Using just a date (defaults to last commit of the day):
npm start -- --at=2022-09-09
If there have been schema migrations since that ref, then you should drop the database and elasticsearch first:
docker container rm -f asl-conductor-postgres-1 asl-conductor-elasticsearch-1
npm start -- --ref=<commit hash>
npm run seed
Note that if you roll back far enough that the conductor config was significantly changed for a service, then all bets are off, and you will probably find that it no-longer works.
This is very hacky, and occasionally things fail because they started up in a funny order.
Try running docker-compose restart <service>
to kick things if they're not behaving.
Postgres will fail silently if it can't expose port 5432 (because you have a local instance running) this will mean that it's possible to have different services running against different databases if you have a local instance running. It's generally better to only use the dockerised postgres instance.
By default, the config will be read from ./conductor.json
and a docker-compose.yml
file will be written with the generated config. These can be overridden by passing options to the CLI.
npm run conductor -- alternative-input.json --out docker-compose-alt.yml
docker-compose
will run detached by default, to run un-detached:
npm run conductor -- --no-detach
Running some services with linked dependencies requires a workaround to ensure a single version of certain React components.
A known good set of these dependencies is configured in the package.json and package-lock.json files in the ./common
directory of this repo.
To install copy these into a directory that contains the asl-*
repo directories and run npm ci
.
Sometimes it is helpful to take a snapshot of the database container (or any other container which persists data).

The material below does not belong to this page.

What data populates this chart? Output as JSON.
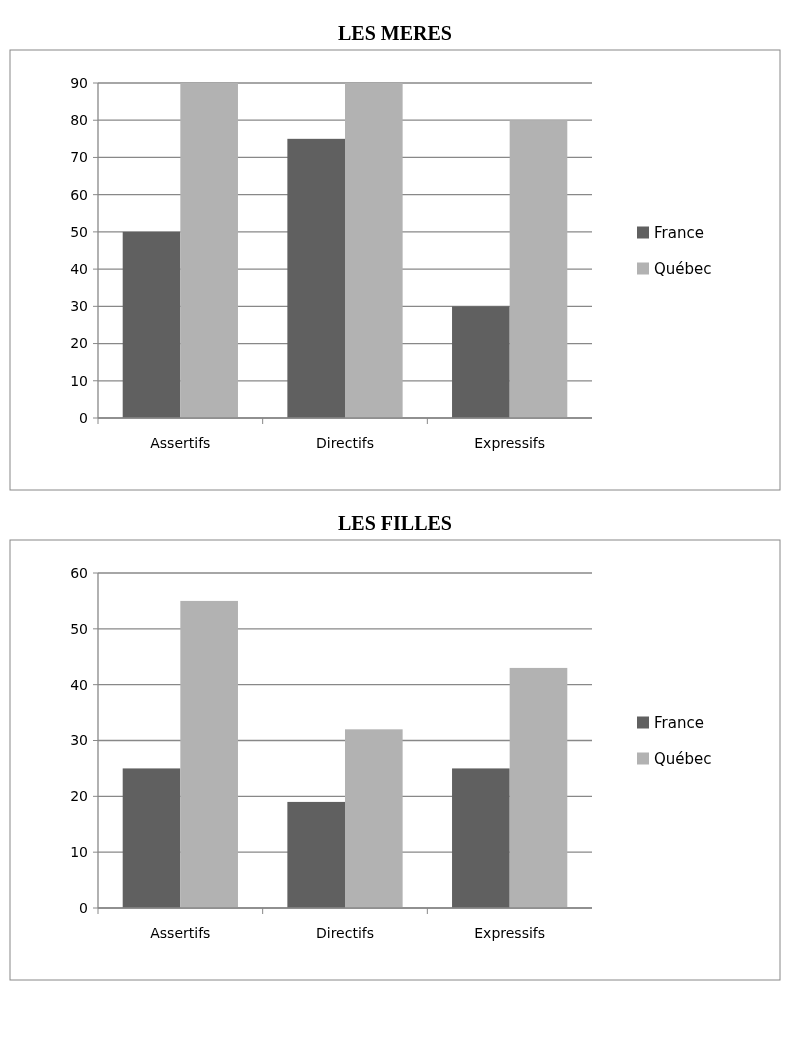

For example, you are debugging an end-to-end test which happens to be the last in its test suite, and relies on data created by previous tests in the same suite (this is not good practice for tests, but unfortunately it's an inherited reality). Because this test relies on the previous tests in the same suite running successfully, this adds the overhead of having to run all previous tests, in that suite, before getting to the test you are focusing on. In this situation, it would be ideal to have a snapshot of the data required by the last test, which corresponds to a snapshot of the database container taken immediately after all previous tests were executed
Use docker commit
command to take a snapshot of the database container while running:
docker commit <postgres_container_id> <image_name>:<tag>
<image_name>
and <tag>
are the image name and tag you choose for the to-be generated image
Example:
docker commit 36e9ae0c1ac6 aspel/postgres-snapshot:1.0.0
P.S. To allow data in database to be included in the docker container commit, it was necessary to override the
postgres PGDATA
environment variable to a value different from the default /var/lib/postgresql/data
. In
our case, we used /var/lib/postgresql/pgdata
Now you can start a new database container from the image created as a result of the docker commit
command above.
Before starting the container from the snapshot image, don't forget to stop the original postgres container and delete it,
so that the container started from the snapshot can reuse the same container name.
Also remember to pass on environment variables, including the overridden PGDATA
value
docker run -d --name postgres -p 127.0.0.1:5432:5432/tcp --network=asl-conductor_asl --env POSTGRES_USER=postgres --env POSTGRES_PASSWORD=test-password --env POSTGRES_DATABASES=asl,asl-test,taskflow,taskflow-test --env PGDATA=/var/lib/postgresql/pgdata --env PORT=5432 aspel/postgres-snapshot:1.0.0
Note the --network
setting referring to the same Docker network where other services are already hosted
so the new container is visible to them.